- Fiat CR.25 over the Alps c. 1941

General information
- Type: Fighter
- Manufacturer: Fiat
- Primary user: Regia Aeronautica
- Number built: 12

History
- First flight: 22 July 1937

= Fiat CR.25 =

Italian twin-engine reconnaissance-fighter aircraft, 1937

The Fiat CR.25 was an Italian twin-engine reconnaissance-fighter aircraft which served in small numbers for the Regia Aeronautica during World War II.

==History==
40 CR.25s were ordered (later reduced to ten, the two prototypes and other eight airplanes) after the operative failure of the apparently more promising Breda Ba.88 bomber. Later, it was decided to use the CR.25 as a reconnaissance plane and as escort fighter, with a total of nine aircraft (a prototype and the eight pre-production aircraft) for this role. It was used during the war by the 173^{a} Squadriglia Ricognizione Strategica Terrestre (Strategic Land Reconnaissance Squadron), operating from Sicily. Despite positive reports from the pilots, and a proposal by Fiat to resume production, no further aircraft were produced.

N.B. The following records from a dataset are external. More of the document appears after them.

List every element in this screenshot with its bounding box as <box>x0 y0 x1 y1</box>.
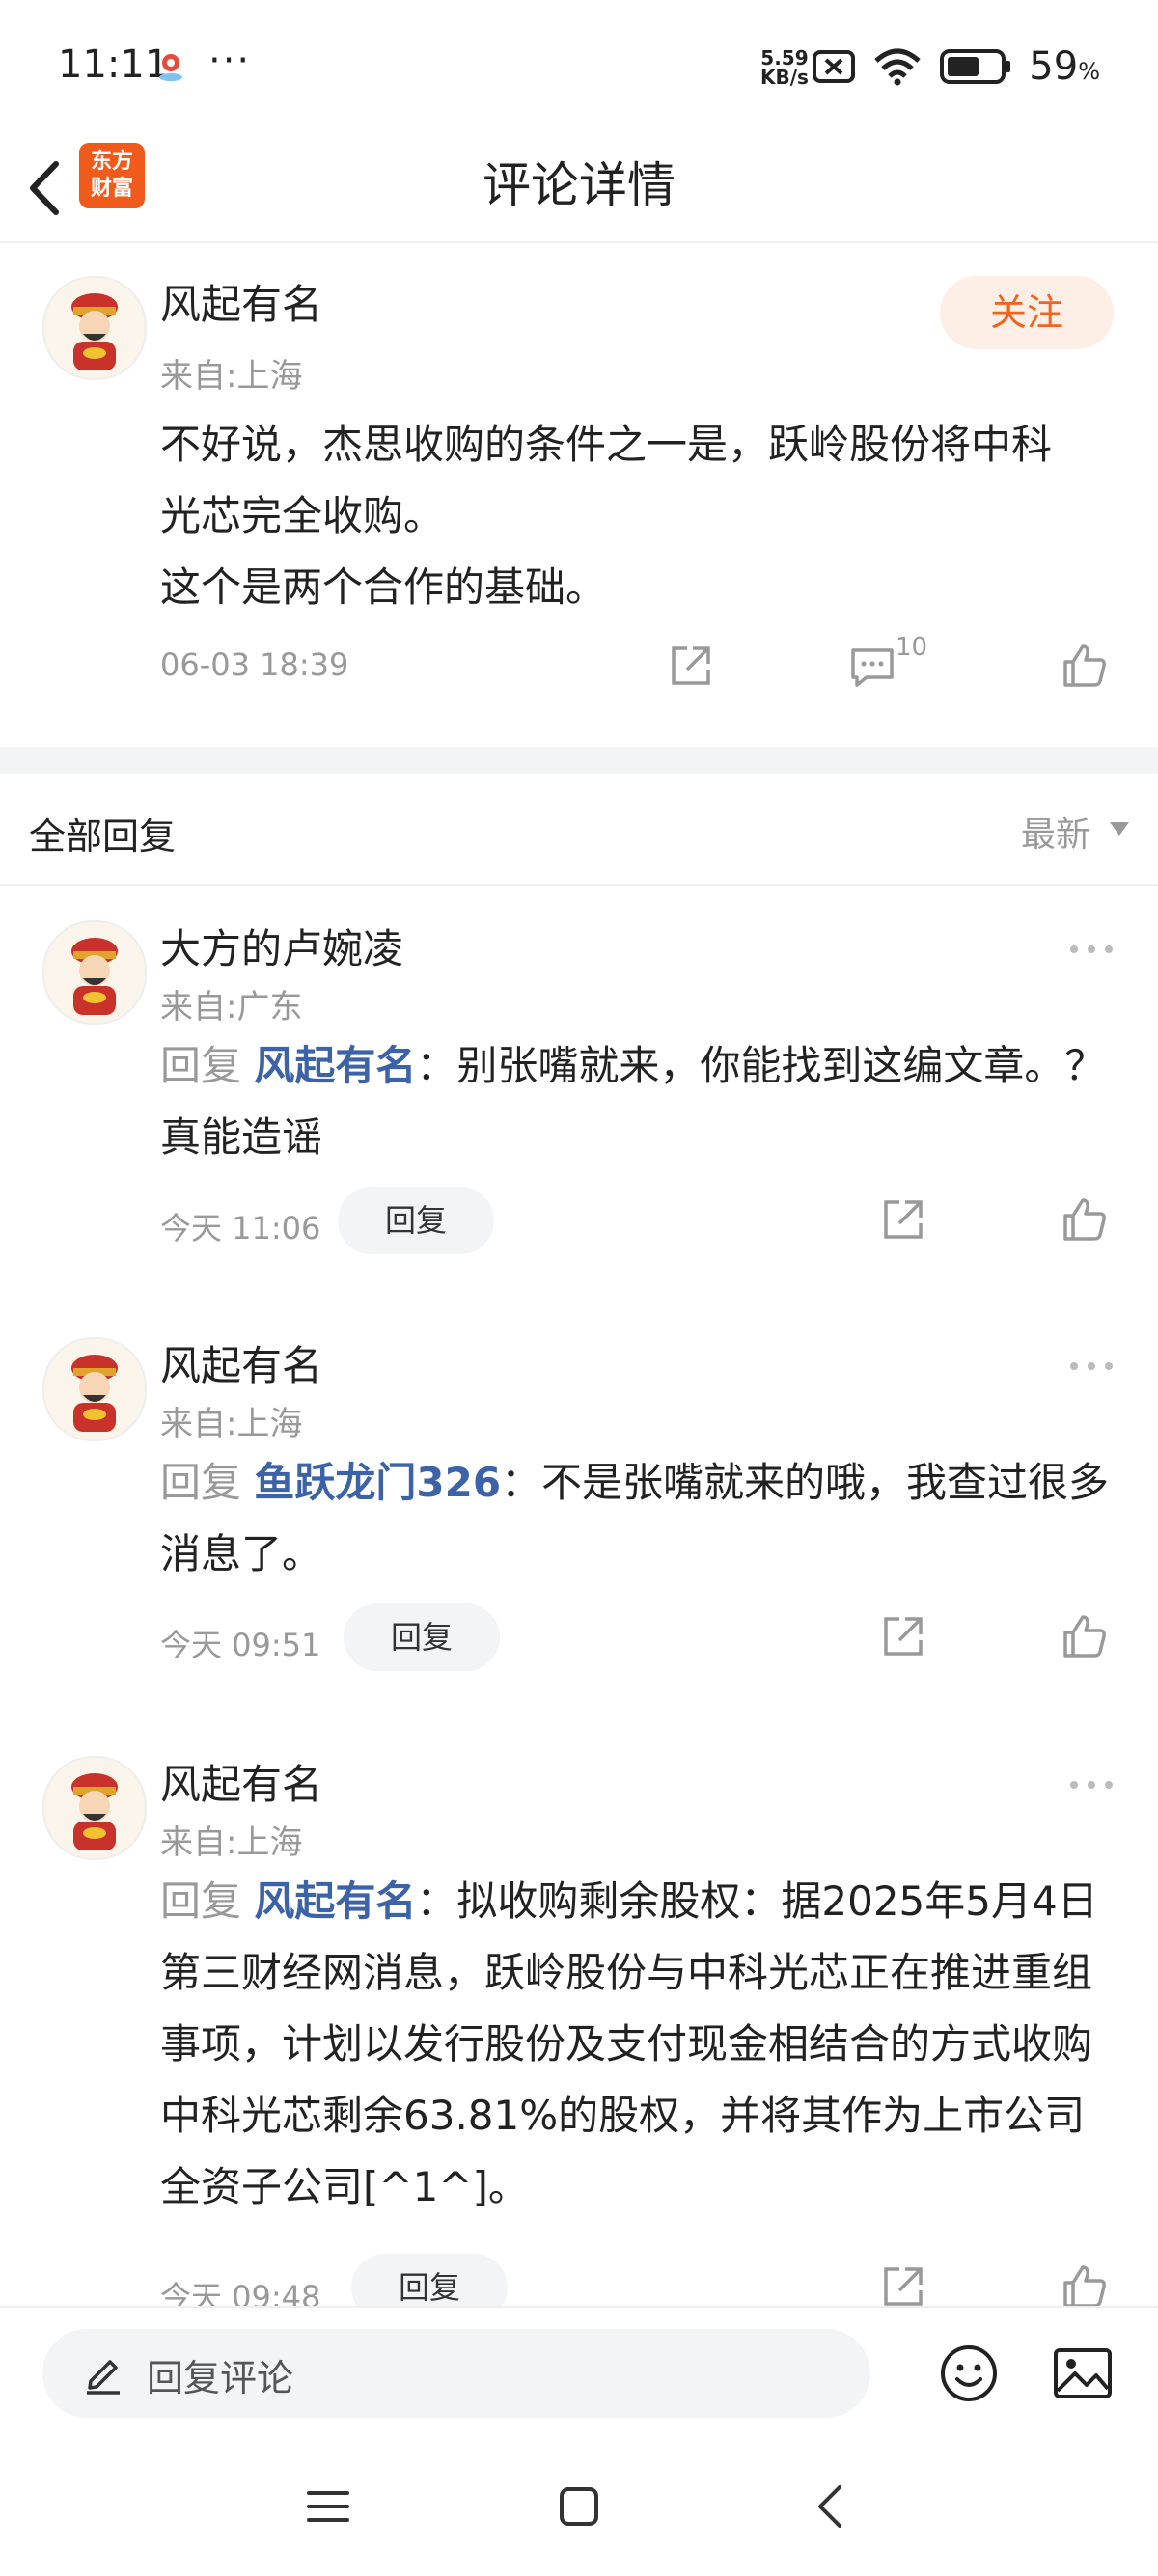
reply-button[interactable]: 回复 <box>344 1603 500 1671</box>
reply-item: 风起有名 来自:上海 回复 鱼跃龙门326：不是张嘴就来的哦，我查过很多消息了。… <box>0 1304 1158 1719</box>
back-icon[interactable] <box>807 2481 857 2532</box>
sort-dropdown[interactable]: 最新 <box>1021 807 1090 857</box>
comment-text: 不好说，杰思收购的条件之一是，跃岭股份将中科 光芯完全收购。 这个是两个合作的基… <box>160 409 1125 623</box>
reply-body: ：拟收购剩余股权：据2025年5月4日第三财经网消息，跃岭股份与中科光芯正在推进… <box>160 1877 1098 2210</box>
reply-prefix: 回复 <box>160 1877 242 1925</box>
more-options-icon[interactable] <box>1067 1775 1116 1795</box>
comment-text-line: 光芯完全收购。 <box>160 492 445 539</box>
replies-header: 全部回复 最新 <box>0 774 1158 886</box>
comment-text-line: 这个是两个合作的基础。 <box>160 563 607 611</box>
reply-count: 10 <box>896 633 928 662</box>
reply-target-link[interactable]: 鱼跃龙门326 <box>254 1459 501 1506</box>
avatar[interactable] <box>42 276 147 380</box>
menu-icon[interactable] <box>303 2481 353 2532</box>
reply-location: 来自:上海 <box>160 1823 303 1862</box>
reply-item: 大方的卢婉凌 来自:广东 回复 风起有名：别张嘴就来，你能找到这编文章。？ 真能… <box>0 888 1158 1302</box>
comment-time: 06-03 18:39 <box>160 646 349 683</box>
reply-time: 今天 11:06 <box>160 1210 321 1247</box>
page-title: 评论详情 <box>482 157 676 213</box>
share-icon[interactable] <box>876 1609 930 1663</box>
reply-author[interactable]: 风起有名 <box>160 1333 322 1392</box>
system-nav-bar <box>0 2431 1158 2576</box>
avatar[interactable] <box>42 920 147 1025</box>
sim-disabled-icon <box>813 50 856 83</box>
wifi-icon <box>874 48 921 86</box>
like-icon[interactable] <box>1058 1192 1112 1247</box>
comment-icon[interactable] <box>845 639 899 693</box>
home-icon[interactable] <box>554 2481 604 2532</box>
network-speed: 5.59 KB/s <box>760 48 809 87</box>
reply-prefix: 回复 <box>160 1459 242 1506</box>
reply-time: 今天 09:51 <box>160 1627 321 1663</box>
image-icon[interactable] <box>1052 2344 1114 2402</box>
reply-target-link[interactable]: 风起有名 <box>254 1877 416 1925</box>
reply-button[interactable]: 回复 <box>338 1187 494 1254</box>
comment-text-line: 不好说，杰思收购的条件之一是，跃岭股份将中科 <box>160 421 1053 468</box>
battery-icon <box>940 49 1011 84</box>
more-options-icon[interactable] <box>1067 1357 1116 1376</box>
reply-prefix: 回复 <box>160 1042 242 1089</box>
pencil-icon <box>87 2360 120 2395</box>
more-notifications-icon: ··· <box>208 39 252 83</box>
comment-location: 来自:上海 <box>160 357 303 396</box>
reply-text: 回复 鱼跃龙门326：不是张嘴就来的哦，我查过很多消息了。 <box>160 1447 1125 1590</box>
battery-unit: % <box>1078 58 1100 85</box>
reply-item: 风起有名 来自:上海 回复 风起有名：拟收购剩余股权：据2025年5月4日第三财… <box>0 1723 1158 2321</box>
bottom-reply-bar: 回复评论 <box>0 2306 1158 2433</box>
reply-input[interactable]: 回复评论 <box>42 2329 870 2418</box>
reply-text: 回复 风起有名：拟收购剩余股权：据2025年5月4日第三财经网消息，跃岭股份与中… <box>160 1866 1125 2223</box>
reply-location: 来自:广东 <box>160 988 303 1027</box>
reply-author[interactable]: 风起有名 <box>160 1752 322 1811</box>
share-icon[interactable] <box>664 639 718 693</box>
location-app-icon <box>159 54 182 81</box>
reply-text: 回复 风起有名：别张嘴就来，你能找到这编文章。？ 真能造谣 <box>160 1030 1125 1173</box>
network-speed-unit: KB/s <box>760 66 809 89</box>
reply-location: 来自:上海 <box>160 1405 303 1443</box>
reply-input-placeholder: 回复评论 <box>147 2357 294 2399</box>
status-time: 11:11 <box>58 42 170 87</box>
follow-button[interactable]: 关注 <box>940 276 1114 349</box>
avatar[interactable] <box>42 1337 147 1441</box>
avatar[interactable] <box>42 1756 147 1860</box>
network-speed-value: 5.59 <box>760 46 809 69</box>
section-divider <box>0 747 1158 774</box>
like-icon[interactable] <box>1058 639 1112 693</box>
like-icon[interactable] <box>1058 1609 1112 1663</box>
replies-title: 全部回复 <box>29 815 177 858</box>
battery-value: 59 <box>1029 44 1079 89</box>
status-bar: 11:11 ··· 5.59 KB/s 59% <box>0 0 1158 135</box>
main-comment: 风起有名 来自:上海 关注 不好说，杰思收购的条件之一是，跃岭股份将中科 光芯完… <box>0 243 1158 747</box>
caret-down-icon[interactable] <box>1110 822 1129 836</box>
comment-author[interactable]: 风起有名 <box>160 272 322 331</box>
emoji-icon[interactable] <box>938 2343 1000 2404</box>
more-options-icon[interactable] <box>1067 940 1116 959</box>
battery-percentage: 59% <box>1029 44 1100 89</box>
reply-target-link[interactable]: 风起有名 <box>254 1042 416 1089</box>
reply-author[interactable]: 大方的卢婉凌 <box>160 917 403 975</box>
share-icon[interactable] <box>876 1192 930 1247</box>
top-nav-bar: 东方 财富 评论详情 <box>0 135 1158 243</box>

The prototype MM 332, refurbished as personnel transport, was assigned to the Italian embassy in Berlin.

==Variants==

- CR.25 : Twin-engined reconnaissance bomber aircraft, two prototypes built.
- CR.25bis : Strategic reconnaissance aircraft, long-range escort fighter aircraft, eight preproduction aircraft built.
- CR.25 D : The prototype MM (Matricola Militare) 332 aircraft, redesignated CR.25 D as a transport for the Italian air attaché in Berlin.
- CR.25quater : The CR.25quater, was a more heavily armed version with a slight increase in wing area and 1175 HP engines proposed from FIAT in the spring of 1943. It remained on the drawing tables.